By: | Updated: March 14, 2016 1:19 AM

Overall revenue growth should improve in FY17e

Our meeting with the company suggests some growth headwinds in FY15-16 are now past with a likely revival ahead. Overall revenue growth should improve in FY17e, also built into our forecasts. Expectations which have reset are benign going into the seasonally strong first half. Despite the string of misses in recent quarters, EPS downgrades on TCS have been inline with sector peers, with profit growth being among best in the sector. Maintain Buy.

Some past headwinds are now behind, some still remain

Major headwinds for TCS’ growth in FY15/16e have been insurance, telecom and energy among the verticals, and Europe, UK and Japan among the geographies. Of these, insurance (part of the 41% revenue exposure to BFSI) is likely to see a revival in FY17e with the major culprit, Diligenta, likely to bottom out over the next two quarters.

Telecom (8.4% of revenue) and energy (4.1% of revenue) are likely to continue growing below company average but should have a lesser overall impact due to the smaller exposure. Europe (11% of revenue) had seen a temporary slowdown which should likely revive while UK (16% of revenue) ex-Diligenta should continue to grow. Visibility in Japan continues to remain low.

Growth likely to improve from here on, next year budgets do not indicate any specific cause for worry
TCS’ revenue growth in reported USD terms has declined from 15% in FY15 to 7% in FY16e. A part of it can be attributed to the base effect of the cross currency impact in Q4FY15 (-240bps), overhang of which should not be there in FY17e. Company believes that some headwinds discussed earlier are now past and growth should improve from here on. This is also reflected in our 10%/12.4% y-o-y growth projections of USD revenues in FY17/18e. In the March 16 quarter, sequential growth could likely be similar to that in the previous years.

Tying in with CTSH commentary…..

Cognizant had indicated a push-out in discretionary projects within the banking and financial services vertical as one of the key reasons for its muted guidance for the first quarter. TCS has a 40% exposure to the vertical and with most of the budgeting exercise for the year largely complete, it does not see any specific risks within the vertical. In fact, growth for the vertical is likely to remain resilient as it has in recent past on back of (i) Discretionary spend on digital; (ii) Regulatory and risk management; (iii) Simplification of legacy systems.
….and NASSCOM guidance

Unlike Infosys, TCS is not benchmarking its own growth to NASSCOM guidance (10-12% y-o-y) for FY17e. We believe that in comparison to the same time last year, TCS growth projections are far more conservative now vs NASSCOM. We are projecting a 10% y-o-y growth in FY17e for TCS, at the low end of NASSCOM guidance.

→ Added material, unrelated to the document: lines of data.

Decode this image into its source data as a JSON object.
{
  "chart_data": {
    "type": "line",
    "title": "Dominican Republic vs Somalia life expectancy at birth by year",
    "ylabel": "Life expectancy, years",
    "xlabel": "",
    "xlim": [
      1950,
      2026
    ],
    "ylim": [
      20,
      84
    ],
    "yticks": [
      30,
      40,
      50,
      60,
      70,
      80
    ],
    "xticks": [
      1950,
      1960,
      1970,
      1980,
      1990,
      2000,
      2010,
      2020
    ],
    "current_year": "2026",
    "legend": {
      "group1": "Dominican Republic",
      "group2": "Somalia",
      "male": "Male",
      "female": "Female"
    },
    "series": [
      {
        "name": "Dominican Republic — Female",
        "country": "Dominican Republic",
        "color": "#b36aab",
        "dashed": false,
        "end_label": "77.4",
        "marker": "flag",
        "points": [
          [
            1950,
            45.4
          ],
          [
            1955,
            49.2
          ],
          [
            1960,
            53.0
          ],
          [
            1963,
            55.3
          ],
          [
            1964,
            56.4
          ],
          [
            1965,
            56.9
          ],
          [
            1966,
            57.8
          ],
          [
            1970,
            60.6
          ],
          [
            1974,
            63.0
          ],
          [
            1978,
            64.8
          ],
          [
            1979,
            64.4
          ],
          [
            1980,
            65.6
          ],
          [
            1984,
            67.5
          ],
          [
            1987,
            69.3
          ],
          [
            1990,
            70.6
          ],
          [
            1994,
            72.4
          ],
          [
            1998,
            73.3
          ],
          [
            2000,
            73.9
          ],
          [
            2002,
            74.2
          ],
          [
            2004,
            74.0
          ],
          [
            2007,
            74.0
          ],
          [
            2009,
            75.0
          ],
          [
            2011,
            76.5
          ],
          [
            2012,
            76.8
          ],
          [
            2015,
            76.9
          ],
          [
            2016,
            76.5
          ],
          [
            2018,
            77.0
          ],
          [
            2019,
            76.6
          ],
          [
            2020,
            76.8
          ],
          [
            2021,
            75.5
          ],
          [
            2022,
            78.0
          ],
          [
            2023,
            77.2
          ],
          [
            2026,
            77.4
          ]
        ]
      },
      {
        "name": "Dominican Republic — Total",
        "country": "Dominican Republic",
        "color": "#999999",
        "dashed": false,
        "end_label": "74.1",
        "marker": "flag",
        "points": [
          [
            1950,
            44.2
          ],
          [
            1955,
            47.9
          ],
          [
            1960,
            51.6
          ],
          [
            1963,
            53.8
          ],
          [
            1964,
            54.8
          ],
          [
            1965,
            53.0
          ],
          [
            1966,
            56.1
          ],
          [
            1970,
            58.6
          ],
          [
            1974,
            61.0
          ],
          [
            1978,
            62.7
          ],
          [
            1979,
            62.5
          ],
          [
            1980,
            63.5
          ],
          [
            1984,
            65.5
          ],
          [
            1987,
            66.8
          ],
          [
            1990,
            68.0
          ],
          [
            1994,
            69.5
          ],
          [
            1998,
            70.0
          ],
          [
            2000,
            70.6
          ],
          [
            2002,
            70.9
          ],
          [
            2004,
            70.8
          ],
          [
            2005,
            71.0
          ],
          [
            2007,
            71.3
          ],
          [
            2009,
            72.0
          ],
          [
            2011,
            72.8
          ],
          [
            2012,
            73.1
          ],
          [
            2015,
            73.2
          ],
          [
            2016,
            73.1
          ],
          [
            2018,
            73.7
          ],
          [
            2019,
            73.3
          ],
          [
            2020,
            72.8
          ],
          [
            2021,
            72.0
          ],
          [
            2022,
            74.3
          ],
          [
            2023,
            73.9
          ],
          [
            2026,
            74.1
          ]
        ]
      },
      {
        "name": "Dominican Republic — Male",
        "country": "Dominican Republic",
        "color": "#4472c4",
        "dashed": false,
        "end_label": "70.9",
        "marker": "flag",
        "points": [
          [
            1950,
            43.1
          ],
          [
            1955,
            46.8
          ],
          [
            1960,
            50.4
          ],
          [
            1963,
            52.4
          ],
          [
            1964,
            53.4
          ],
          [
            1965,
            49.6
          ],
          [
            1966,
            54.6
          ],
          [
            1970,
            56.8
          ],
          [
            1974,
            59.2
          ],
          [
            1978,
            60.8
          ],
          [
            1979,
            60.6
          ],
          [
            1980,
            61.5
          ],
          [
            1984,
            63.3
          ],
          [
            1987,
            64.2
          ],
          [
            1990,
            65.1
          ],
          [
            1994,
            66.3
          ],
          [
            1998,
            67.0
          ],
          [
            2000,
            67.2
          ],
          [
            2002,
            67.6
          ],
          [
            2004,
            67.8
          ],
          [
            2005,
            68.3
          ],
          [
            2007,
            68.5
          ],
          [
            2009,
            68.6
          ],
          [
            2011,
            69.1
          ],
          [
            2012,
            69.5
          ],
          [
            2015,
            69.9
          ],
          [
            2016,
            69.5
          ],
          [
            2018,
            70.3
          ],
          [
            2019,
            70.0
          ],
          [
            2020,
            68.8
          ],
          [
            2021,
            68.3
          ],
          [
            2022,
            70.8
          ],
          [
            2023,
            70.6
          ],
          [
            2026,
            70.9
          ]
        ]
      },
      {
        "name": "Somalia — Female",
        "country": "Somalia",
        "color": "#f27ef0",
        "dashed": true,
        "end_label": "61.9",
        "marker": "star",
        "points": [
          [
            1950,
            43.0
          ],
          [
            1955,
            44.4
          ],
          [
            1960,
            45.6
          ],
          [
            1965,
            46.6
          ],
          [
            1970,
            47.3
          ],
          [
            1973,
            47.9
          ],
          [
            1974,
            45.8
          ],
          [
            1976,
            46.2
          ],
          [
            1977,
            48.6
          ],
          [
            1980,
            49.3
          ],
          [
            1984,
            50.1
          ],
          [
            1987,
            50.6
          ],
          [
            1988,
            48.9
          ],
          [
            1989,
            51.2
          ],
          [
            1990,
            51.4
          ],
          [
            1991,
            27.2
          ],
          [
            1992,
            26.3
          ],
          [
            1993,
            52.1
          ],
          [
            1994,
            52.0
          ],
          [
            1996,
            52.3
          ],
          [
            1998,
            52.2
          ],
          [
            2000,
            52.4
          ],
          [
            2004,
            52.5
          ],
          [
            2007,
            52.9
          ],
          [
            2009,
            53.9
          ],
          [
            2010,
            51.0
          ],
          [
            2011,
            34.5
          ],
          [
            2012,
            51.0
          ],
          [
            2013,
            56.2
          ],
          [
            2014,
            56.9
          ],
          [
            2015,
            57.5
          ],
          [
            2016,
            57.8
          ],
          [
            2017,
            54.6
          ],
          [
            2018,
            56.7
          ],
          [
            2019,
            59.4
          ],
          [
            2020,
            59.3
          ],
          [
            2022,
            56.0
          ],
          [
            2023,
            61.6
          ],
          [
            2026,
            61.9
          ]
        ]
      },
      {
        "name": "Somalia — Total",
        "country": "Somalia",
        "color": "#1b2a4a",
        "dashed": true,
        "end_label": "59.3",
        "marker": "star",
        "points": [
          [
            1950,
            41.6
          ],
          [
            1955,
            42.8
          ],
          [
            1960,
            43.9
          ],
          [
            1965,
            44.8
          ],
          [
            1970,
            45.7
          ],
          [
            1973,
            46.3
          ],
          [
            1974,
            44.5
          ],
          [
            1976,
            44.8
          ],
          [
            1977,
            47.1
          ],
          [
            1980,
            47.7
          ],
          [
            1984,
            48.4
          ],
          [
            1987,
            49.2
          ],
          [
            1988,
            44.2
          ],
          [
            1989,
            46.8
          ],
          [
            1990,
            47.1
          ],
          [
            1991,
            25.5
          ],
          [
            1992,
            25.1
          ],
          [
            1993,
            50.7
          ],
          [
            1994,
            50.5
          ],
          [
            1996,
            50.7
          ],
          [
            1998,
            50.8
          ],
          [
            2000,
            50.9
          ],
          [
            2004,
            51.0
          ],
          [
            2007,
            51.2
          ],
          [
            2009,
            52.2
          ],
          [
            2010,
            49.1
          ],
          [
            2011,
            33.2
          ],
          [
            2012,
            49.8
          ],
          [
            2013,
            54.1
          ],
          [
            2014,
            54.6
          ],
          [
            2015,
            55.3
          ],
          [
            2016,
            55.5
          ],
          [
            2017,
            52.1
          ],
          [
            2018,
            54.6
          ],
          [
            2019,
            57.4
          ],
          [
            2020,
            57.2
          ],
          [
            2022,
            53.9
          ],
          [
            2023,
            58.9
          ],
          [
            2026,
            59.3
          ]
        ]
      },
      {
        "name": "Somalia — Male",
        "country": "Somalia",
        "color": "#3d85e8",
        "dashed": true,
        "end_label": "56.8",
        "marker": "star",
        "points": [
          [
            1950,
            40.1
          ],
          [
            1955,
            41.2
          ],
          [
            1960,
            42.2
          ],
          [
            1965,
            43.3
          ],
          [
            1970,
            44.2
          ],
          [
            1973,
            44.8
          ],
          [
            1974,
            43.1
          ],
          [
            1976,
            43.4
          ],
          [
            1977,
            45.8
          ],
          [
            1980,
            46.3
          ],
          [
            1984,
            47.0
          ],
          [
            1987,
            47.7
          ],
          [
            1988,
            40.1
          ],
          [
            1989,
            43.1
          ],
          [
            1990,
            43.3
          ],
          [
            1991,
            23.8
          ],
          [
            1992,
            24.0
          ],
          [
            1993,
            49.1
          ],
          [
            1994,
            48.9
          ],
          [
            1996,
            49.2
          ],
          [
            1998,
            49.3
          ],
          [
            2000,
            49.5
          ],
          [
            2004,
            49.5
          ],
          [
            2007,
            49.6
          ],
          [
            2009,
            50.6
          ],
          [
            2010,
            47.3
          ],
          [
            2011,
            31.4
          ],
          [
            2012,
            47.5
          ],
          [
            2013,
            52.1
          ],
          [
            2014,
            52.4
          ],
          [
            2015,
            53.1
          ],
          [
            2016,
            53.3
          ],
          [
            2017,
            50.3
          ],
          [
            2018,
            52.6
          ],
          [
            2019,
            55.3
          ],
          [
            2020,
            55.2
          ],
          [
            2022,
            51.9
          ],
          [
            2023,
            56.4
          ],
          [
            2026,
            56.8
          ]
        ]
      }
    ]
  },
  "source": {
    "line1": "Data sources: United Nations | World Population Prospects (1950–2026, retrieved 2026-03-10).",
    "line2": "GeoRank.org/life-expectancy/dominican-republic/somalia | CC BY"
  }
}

Stable growth and lowest earnings volatility

TCS’ focus on driving growth is based on two strategies (i) Improving client metrics with an equal focus on hunting (new logo addition) and mining (increasing business from existing logos); (ii) Sustaining profitability in incremental revenue addition. Through FY15 and 9MFY16, TCS’ margins have been relatively resilient within large cap companies (on a higher base), with the best profit growth trajectory. This has also resulted in the lowest earnings volatility vs peers. In fact over the past year, TCS’ FY16e EPS downgrade has not been higher than sector peers.
Expectations benign, maintain Buy.

TCS is trading at 17.5x 12M forward consensus P/E, well below the 5-year average. Given the valuations and growth projections, expectations are benign especially going into the seasonally strong first half. Risk reward remain favourable, maintain Buy.